Ott Tanak has vowed to “put all in” in his bid for a fourth Rally Finland win after he began the ninth round of what has proved to be a troubled season for the M-Sport Ford driver with the quickest time through the Harju street stage in host city Jyvaskyla on Thursday evening.
Tanak beat Hyundai’s Thierry Neuville by 0.6s on the 3.48-kilometre mixed surface run with home hero and world champion Kalle Rovanpera making it three manufacturers in the top three aboard his works Toyota.
After his time-topping 2m39.0s run, the Estonian, who was hit by a five-minute time penalty prior to the start of his home rally last month, said: “We need to risk and a lot more. We will try, we will put all in and let’s see where it gets us. The ones we are fighting against are very strong. We need to put everything on the line.”
Rovanpera, who was fastest on Thursday morning’s shakedown as he began his bid for a maiden win on home soil, lost vital time on Harju when he clipped a kerb with the right-rear wheel of his Yaris.
“The kerb was not so bad, it was quite small, I was knowing it was not so bad hit,” the 22-year-old Jyvaskyla resident said. “I can almost hear the people from inside of the car, I know how loud it is. It feels so amazing in the car.”
Esapekka Lappi was fourth for Hyundai with Rovanpera’s team-mate Elfyn Evans, the 2021 Rally Finland winner, completing the stage with co-driver Scott Martin’s wing mirror missing. The Welshman also clipped a kerb with his Toyota’s right-rear wheel.
Pierre-Louis Loubet was next up in the second works Ford Puma followed by Japanese Toyota development driver Takamoto Katsuta, whose apartment in Jyvaskyla overlooks the Rally Finland service park.
Teemu Suninen said Harju 1 “was not the best for us, it was okay but nothing more” after he went eighth quickest in the third Hyundai, all of which ran without a spare wheel in an effort to save weight and time.
Jari-Mati Latvala, competing in the WRC for the first time since Rally Sweden in February 2020, was ninth quickest and the last of the Rally1 runners, 8.1s slower than Tanak as Jari Huttunen set the WRC2 pace and rounded out the top 10.
Earlier, Latvala officially marked his WRC comeback with the ninth fastest time on Thursday morning’s 4.48-kilometre shakedown stage.
The 38-year-old home hero is swapping his team principal role at Toyota Gazoo Racing for the squad’s fourth GR Yaris Rally1 Hybrid on an event he has won three times in the past.
Although his time of 2m01.7s alongside co-driver Juho Hanninen was well down on Rovanpera’s pacesetting effort of 1m56.3s through the Rannankyla stage – his first taste of hybrid power in competition mode – the Finn insisted before the start having fun mattered more than an outright result.

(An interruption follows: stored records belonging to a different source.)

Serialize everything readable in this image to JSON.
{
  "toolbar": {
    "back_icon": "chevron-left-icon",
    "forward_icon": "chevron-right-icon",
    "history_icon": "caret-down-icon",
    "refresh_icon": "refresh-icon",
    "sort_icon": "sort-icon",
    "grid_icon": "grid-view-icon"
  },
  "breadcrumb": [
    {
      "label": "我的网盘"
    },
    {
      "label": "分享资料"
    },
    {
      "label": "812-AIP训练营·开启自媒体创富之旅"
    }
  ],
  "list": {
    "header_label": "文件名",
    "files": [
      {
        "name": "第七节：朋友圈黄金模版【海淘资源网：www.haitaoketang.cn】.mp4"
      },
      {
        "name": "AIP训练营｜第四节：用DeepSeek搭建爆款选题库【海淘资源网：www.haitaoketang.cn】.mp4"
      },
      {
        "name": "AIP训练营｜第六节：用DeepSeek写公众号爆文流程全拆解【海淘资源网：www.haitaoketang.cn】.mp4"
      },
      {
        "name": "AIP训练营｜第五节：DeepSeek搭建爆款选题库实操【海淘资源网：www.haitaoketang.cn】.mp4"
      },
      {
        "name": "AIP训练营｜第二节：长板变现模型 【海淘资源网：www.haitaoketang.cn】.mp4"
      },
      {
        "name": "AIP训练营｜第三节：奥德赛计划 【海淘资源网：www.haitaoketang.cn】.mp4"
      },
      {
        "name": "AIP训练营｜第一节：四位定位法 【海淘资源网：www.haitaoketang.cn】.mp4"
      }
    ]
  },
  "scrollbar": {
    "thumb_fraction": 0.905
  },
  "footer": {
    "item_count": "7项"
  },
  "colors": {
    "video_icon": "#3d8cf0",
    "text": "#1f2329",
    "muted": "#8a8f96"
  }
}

“It’s great to be back,” said Latvala, who is making his 210th WRC start this weekend in a 2022-spec Yaris. “I have really enjoyed the week and getting into the car is a fantastic feeling. Over the jumps [it was] really good.”
Typically for Latvala, a driver with a reputation for being mistake prone earlier in this career, his first of his three runs wasn’t without incident.
“I had a little exercise at the end of the stage,” he said. “A right-hander was a little bit slippier than I thought and I got a bit of a slide.”
Rally Finland continues on Friday morning with the 11.78-kilometre Laukaa test due to begin at 0805 local time/1505 AEST.